The best way to conceptualize the situation in Egypt is to refer back to the labour rebellion that rocked the English-speaking Caribbean in the 1930s. In Barbados, for example, the masses found themselves contending with an oppressive, autocratic planter/merchant oligarchy that was reinforced and propped up by the power of imperialist Great Britain.
And the critical spark was applied to this tinderbox of social conditions when the international capitalist system plunged into a profound depression that  inflicted the additional penalties of unemployment, scarcity, hunger and hopelessness on the already suffering people.
The result was an explosion of pent up revolutionary anger and energy that shook the very foundation of the quasi-feudal colonial order – not only in Barbados, but throughout the region.

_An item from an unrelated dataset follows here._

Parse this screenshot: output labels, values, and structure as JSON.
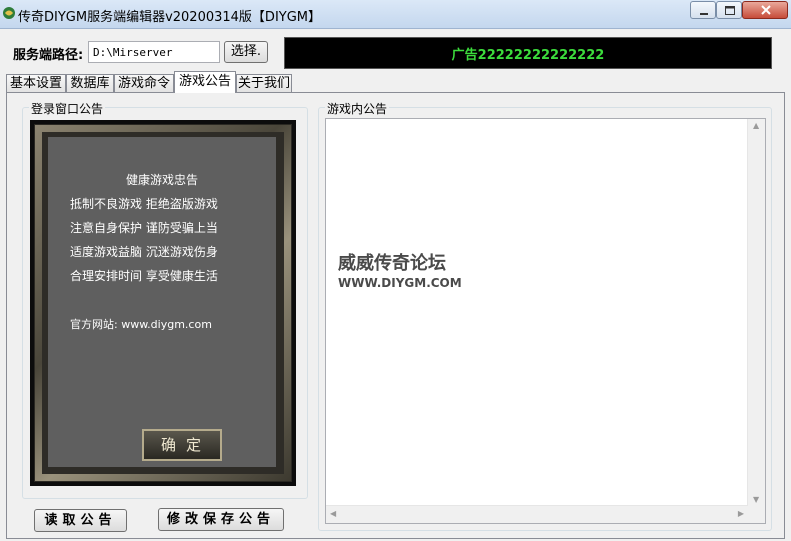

Well, the Egyptian people are facing an almost identical scenario. For 30 long years they have suffered under the oppressive, autocratic rule of an oligarchy led by Hosni Mubarak, and propped up and financed by the imperialistic United States.
But this alone does not explain the hundreds of thousands out on the streets of Cairo and Alexandria. The other critical contributing factor is the fundamental breakdown in the system of international capitalism that has manifested itself since the 2007.
The reality is that the “vampires” of finance capitalism in the United States and Western Europe engaged in such an excessive, prolonged and parasitical plundering of the resources of the world, that by 2007 it had become clear that they had caused fundamental damage to the world economic system.
Compelling evidence of their greed and parasitism is reflected in the fact that they created a quantity of largely fictitious financial derivatives that is equivalent to ten times the gross domestic product of all the countries of the world combined.
And, particularly since 2007, they have been forcing national governments to save and bail out these fraudulent financial instruments at the expense of  the welfare of their own people.
Egypt has not been spared the ravages of this international capitalist crisis, and the Egyptian people have been rocked by steeply rising levels of youth unemployment and a hyper-inflationary increase in food prices.
It is not simply about Mubarak, it is much deeper and wider than any one leader, no matter how powerful or autocratic he might be.
The truth is that an economic and political system is dying and if nations and leaders do not recognise this reality and take concrete steps to distance themselves from the effects of the death throes, they will be dragged down as well.
The Barbados and Caribbean governments need to wake up. If they simply continue to do what they are doing now their young people will soon come to sense that their future prospects are diminishing rapidly, and they too will eventually take matters into their own hands – in the streets of Bridgetown and every other Caribbean capital.